The attack was likely triggered by the presence of the marathoner in the bear's territory. Bears are known to be territorial animals and can become aggressive when they feel threatened or when their space is invaded.

2. Was the ultra marathoner aware of the potential danger of running near bear habitats?

It is not clear whether the marathoner was aware of the potential danger. However, it is always important to research and be informed about the potential risks and precautions to take when entering wild animal habitats.

3. How common are bear attacks on humans, particularly in marathon settings?

Bear attacks on humans are relatively rare, especially in marathon settings. However, the risk increases when humans enter bear habitats, especially during the bears' active season.

4. What precautions can be taken to prevent bear attacks in marathon settings?
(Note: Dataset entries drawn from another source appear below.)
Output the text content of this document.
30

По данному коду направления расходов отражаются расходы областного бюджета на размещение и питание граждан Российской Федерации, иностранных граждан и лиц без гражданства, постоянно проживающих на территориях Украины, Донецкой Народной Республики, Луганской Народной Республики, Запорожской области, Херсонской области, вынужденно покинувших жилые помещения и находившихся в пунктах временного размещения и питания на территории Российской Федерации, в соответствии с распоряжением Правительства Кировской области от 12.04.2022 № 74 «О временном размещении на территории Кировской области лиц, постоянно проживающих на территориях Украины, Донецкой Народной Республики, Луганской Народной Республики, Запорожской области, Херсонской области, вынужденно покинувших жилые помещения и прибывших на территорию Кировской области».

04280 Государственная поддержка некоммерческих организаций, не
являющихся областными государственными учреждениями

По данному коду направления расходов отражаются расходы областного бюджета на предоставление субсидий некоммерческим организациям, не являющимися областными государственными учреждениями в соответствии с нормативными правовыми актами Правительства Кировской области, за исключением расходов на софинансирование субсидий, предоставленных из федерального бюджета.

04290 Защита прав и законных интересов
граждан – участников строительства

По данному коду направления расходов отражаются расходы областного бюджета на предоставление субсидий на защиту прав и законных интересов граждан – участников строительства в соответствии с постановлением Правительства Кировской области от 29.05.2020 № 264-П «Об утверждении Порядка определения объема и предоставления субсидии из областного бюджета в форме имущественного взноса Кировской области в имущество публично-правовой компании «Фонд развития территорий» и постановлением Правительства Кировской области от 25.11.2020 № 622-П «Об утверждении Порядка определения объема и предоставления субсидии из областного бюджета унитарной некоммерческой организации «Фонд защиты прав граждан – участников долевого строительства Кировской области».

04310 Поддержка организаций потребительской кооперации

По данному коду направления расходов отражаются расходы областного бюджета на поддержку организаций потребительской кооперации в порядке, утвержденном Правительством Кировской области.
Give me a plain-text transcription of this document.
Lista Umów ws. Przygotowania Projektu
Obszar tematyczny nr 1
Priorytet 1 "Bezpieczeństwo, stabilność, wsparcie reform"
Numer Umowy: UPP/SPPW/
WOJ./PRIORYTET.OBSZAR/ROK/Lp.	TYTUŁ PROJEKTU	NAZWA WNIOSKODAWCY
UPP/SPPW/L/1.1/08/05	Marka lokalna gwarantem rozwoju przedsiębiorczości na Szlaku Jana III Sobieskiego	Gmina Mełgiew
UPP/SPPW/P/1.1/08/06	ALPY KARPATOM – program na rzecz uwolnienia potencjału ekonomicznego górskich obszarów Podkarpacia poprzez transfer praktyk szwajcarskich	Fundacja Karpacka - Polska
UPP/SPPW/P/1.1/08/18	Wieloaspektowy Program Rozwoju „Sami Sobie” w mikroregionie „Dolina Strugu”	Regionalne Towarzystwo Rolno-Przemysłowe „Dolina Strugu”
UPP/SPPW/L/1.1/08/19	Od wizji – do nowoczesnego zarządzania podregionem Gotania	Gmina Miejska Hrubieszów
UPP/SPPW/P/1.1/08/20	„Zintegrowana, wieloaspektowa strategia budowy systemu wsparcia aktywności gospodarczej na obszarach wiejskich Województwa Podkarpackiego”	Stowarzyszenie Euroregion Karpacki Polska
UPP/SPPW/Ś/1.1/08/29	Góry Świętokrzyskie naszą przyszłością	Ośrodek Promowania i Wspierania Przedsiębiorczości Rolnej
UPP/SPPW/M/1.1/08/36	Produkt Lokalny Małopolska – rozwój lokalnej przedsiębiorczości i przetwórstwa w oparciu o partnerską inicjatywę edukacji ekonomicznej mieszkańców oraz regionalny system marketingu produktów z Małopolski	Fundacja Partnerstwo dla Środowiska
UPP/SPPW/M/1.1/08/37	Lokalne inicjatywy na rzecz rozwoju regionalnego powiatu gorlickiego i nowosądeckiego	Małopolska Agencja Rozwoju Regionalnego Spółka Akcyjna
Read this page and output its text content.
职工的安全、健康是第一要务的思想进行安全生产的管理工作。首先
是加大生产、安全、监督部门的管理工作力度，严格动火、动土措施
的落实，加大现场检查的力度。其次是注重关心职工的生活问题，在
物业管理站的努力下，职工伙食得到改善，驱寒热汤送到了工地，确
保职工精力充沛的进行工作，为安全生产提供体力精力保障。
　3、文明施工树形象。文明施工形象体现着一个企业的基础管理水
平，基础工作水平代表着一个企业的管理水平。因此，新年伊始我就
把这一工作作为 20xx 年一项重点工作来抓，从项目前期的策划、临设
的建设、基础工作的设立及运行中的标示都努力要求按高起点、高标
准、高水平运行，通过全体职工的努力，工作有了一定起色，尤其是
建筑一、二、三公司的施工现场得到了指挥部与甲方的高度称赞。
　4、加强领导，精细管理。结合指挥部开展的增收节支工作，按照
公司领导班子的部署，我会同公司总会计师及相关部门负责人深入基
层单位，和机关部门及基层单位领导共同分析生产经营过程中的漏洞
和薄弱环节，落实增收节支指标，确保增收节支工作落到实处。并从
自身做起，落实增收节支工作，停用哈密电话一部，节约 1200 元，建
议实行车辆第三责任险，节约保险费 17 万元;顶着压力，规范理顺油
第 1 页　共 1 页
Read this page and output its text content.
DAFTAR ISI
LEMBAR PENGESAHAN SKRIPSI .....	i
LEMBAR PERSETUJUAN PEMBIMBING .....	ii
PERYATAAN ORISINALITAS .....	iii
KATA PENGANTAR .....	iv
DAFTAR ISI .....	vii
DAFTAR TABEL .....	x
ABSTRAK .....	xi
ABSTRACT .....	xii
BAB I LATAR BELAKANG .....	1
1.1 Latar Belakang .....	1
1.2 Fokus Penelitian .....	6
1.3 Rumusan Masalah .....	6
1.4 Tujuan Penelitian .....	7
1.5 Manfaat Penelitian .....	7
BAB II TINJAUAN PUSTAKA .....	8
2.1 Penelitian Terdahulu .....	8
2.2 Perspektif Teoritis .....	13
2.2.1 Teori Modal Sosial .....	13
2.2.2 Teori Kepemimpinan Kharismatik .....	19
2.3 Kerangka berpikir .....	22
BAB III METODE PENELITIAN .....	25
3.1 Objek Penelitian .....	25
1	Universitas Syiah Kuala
Some precautions that can be taken include avoiding bear habitats during their active season, making noise to alert bears of your presence, and carrying bear spray as a deterrent. It is also important to be aware of signs of bear activity, such as tracks or scat, and to avoid running alone in bear country.

5. What should someone do if they encounter a bear during a marathon?

If you encounter a bear during a marathon, it is important to remain calm and avoid making sudden movements. Back away slowly while facing the bear and do not make eye contact. If the bear charges, use bear spray or any other deterrent if available. If the bear makes contact, play dead by lying on your stomach with your hands clasped behind your neck and legs spread apart to protect vital organs. Do not fight back unless it is a last resort.